Universal healthcare is now a giant step closer, and it looks like bad news for undocumented migrants and an already burdened taxpayer base.


Health Minister Dr Zweli Mkhize called a press conference on Thursday morning in Pretoria to officially announce that the National Health Insurance (NHI) Bill is being handed to the National Assembly for debate.

You can watch his address and that of his associates live below, courtesy of broadcaster eNCA. The main changes planned for the NHI are also explained below this video.

It could already be law by July next year and is looking to improve healthcare for more than 80% of the population who are not covered by medical aid and generally don’t have access to superior private healthcare services.

The bill will be published for all South Africans to see during the course of this morning.

Laws governing the health system in South Africa are due to be vastly changed, with the full implementation of the new universal healthcare system set to be completed by 2026. Medical aids as they currently exist will also probably disappear, or at the very least be vastly changed.

The project is set to be one of the most expensive ever undertaken in South Africa, and government intends to introduce a single national pricing regimen for health services and fund it by increasing personal income tax (it uses the term “mandatory prepayment”) and employer tax, among other measures. Medical scheme tax credits that are currently still being paid to medical aid members will now also go towards funding the NHI instead.

The bill runs to 88 pages. It aims “to improve the quality of life of all citizens and to free the potential of each person”.

Government’s health fund will become the single purchaser of all healthcare services, to pool finances and strategically buy healthcare services, medicine and products from accredited service providers who will have to meet “high standards” in order to be reimbursed for their work.

Some big changes are coming

Patients will in future only be able to access specialist healthcare after accessing the primary healthcare system through a doctor or nurse.

The plan envisages huge centralisation of healthcare. Academic hospitals will be run by national government and not provincial health departments. All patient information will be kept on a single database, to be called the National Health Information System.

Emergency services will be paid “capped case-based fees”.

Healthcare professionals, particularly in hospitals, will have to keep to prescribed treatment protocols and guidelines as determined by the minister and the fund. They will only be able to prescribe medicine and health products from a government-approved list and all medical professionals will have to keep to a single national pricing regimen.

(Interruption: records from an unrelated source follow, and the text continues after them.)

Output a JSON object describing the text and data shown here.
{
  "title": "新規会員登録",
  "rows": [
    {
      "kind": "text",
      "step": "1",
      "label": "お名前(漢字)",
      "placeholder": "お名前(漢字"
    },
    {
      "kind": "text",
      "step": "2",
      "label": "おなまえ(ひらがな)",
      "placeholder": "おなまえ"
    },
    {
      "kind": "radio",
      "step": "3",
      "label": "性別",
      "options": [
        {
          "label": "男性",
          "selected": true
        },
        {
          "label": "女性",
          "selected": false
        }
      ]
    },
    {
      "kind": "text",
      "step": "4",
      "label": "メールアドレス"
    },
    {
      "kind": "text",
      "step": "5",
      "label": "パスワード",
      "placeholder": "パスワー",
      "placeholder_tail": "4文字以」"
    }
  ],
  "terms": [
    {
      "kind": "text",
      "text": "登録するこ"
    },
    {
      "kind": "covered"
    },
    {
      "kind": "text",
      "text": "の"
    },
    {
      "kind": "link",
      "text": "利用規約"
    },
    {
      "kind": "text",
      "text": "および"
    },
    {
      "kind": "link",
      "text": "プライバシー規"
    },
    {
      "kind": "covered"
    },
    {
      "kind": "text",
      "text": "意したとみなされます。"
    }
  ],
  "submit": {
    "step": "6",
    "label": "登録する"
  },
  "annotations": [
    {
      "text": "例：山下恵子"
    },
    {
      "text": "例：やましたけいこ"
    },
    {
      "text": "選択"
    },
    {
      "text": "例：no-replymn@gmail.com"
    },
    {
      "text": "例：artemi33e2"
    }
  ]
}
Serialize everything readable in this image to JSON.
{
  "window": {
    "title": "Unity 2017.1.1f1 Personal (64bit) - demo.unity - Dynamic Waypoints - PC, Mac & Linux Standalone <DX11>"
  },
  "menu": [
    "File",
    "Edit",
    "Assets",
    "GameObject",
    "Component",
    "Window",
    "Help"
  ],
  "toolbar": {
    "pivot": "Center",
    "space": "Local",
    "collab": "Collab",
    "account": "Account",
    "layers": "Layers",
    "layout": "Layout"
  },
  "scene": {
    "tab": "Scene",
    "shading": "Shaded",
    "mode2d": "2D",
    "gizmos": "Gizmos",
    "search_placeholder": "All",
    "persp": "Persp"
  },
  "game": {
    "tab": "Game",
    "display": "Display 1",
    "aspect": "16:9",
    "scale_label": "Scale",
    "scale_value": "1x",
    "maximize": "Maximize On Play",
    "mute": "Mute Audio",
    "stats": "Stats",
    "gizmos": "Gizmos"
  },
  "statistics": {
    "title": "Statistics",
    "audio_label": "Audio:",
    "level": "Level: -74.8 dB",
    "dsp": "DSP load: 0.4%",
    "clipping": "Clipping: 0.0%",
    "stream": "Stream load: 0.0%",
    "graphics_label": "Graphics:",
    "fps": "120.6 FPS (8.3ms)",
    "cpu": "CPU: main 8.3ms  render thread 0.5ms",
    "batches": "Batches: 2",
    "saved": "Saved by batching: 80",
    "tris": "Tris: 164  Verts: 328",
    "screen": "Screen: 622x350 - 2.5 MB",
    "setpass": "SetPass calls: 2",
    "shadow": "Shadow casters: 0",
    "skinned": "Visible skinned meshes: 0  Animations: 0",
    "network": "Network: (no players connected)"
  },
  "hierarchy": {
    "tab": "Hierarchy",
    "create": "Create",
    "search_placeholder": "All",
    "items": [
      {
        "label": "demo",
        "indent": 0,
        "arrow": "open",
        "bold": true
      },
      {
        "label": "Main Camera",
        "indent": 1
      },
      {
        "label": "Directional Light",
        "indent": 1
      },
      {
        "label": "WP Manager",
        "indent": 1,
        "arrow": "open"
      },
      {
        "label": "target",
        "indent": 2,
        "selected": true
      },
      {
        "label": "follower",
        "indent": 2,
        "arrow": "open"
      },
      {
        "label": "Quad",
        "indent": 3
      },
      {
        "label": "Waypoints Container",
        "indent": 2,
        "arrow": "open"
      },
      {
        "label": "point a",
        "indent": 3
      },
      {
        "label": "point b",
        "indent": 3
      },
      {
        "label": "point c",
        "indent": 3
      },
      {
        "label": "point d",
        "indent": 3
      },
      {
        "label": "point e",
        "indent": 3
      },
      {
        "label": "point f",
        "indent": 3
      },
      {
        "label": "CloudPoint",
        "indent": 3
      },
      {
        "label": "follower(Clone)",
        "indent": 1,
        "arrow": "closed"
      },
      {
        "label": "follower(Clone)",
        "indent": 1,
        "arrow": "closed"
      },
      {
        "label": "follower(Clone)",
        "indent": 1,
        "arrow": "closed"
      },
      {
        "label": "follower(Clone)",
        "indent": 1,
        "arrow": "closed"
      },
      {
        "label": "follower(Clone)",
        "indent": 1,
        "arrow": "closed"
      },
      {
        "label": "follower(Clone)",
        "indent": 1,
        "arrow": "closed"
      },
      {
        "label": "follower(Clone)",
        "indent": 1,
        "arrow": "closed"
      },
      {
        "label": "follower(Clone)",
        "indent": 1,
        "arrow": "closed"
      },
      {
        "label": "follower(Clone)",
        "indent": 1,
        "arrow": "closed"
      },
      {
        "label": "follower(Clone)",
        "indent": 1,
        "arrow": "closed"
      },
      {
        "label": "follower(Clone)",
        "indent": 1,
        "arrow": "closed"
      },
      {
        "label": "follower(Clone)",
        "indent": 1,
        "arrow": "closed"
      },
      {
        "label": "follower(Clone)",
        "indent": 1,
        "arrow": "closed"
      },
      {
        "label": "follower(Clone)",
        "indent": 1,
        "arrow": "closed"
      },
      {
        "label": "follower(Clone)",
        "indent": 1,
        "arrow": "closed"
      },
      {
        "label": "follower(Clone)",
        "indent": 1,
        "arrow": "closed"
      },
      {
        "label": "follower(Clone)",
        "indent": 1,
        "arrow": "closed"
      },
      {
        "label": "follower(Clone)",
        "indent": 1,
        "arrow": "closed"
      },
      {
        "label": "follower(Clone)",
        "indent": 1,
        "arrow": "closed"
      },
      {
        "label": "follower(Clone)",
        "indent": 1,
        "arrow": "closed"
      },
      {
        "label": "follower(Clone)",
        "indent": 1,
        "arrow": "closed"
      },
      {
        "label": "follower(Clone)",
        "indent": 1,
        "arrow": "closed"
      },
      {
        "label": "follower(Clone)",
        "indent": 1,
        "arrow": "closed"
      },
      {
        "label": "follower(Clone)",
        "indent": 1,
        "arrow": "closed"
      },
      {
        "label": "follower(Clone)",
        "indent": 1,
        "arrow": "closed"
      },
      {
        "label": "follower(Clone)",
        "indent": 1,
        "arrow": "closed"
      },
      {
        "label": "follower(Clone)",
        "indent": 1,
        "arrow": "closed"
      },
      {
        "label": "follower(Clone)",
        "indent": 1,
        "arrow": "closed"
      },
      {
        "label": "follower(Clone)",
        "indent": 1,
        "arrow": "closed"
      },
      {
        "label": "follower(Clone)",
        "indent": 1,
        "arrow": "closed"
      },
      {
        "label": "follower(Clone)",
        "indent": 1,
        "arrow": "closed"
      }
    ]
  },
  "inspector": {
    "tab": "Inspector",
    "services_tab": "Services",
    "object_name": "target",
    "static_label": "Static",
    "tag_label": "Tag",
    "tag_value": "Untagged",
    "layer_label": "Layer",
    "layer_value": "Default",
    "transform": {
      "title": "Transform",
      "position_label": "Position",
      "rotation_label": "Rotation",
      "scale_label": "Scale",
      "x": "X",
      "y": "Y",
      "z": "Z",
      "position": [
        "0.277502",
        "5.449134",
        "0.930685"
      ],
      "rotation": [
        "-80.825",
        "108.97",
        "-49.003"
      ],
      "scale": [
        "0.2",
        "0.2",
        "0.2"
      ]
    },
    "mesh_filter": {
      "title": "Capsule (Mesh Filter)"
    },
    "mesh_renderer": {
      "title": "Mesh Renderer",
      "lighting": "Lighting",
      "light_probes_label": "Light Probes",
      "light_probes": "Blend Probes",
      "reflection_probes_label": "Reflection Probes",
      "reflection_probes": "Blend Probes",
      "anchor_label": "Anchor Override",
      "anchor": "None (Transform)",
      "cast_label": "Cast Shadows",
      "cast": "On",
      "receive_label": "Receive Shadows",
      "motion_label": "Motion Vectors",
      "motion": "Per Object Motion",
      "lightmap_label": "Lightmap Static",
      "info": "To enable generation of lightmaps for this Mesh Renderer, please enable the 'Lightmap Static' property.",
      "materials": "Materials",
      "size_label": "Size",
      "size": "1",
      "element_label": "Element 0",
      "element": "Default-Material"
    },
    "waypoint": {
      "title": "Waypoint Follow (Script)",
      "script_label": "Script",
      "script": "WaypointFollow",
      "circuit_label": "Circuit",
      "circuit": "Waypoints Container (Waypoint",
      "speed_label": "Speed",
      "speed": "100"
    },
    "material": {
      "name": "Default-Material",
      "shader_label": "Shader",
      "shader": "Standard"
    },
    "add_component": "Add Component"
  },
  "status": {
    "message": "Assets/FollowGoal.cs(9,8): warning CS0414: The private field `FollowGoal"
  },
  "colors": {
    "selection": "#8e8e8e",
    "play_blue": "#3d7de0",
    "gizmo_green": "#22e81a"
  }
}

Asylum seekers and undocumented migrants (which government calls “illegal” people) will only be able to get treatment in emergency situations or if they have conditions “of public health concern”.

Medical aids appear to be largely dismissed by the proposed new law, with the plan apparently to limit their role to only being able to offer complementary cover for the kinds of health services not covered by the NHI Fund. In effect, this means they will only be a top-up service.

The NHI will be implemented over three phases.

The first was for “health system strengthening activities”, which apparently already took place between 2012 and 2017.

We are now in the second phase, which ends in 2022. The third phase is meant to happen between 2022 and 2026, at which point the fund will effectively be the only entity that can buy healthcare services in South Africa.

Mkhize revealed earlier this week at a Bhekisisa editor’s forum that he and his department were “working with the Council for Medical Schemes to ensure that every medical scheme pays for the same package of primary healthcare services as that provided by the public sector. This is part of the process to revise the Prescribed Minimum Benefits that the council is working on.”

Prescribed Minimum Benefits (PMBs) are a list of 270 conditions and specified treatments that all medical aids must cover, including emergency medical care and chronic illnesses.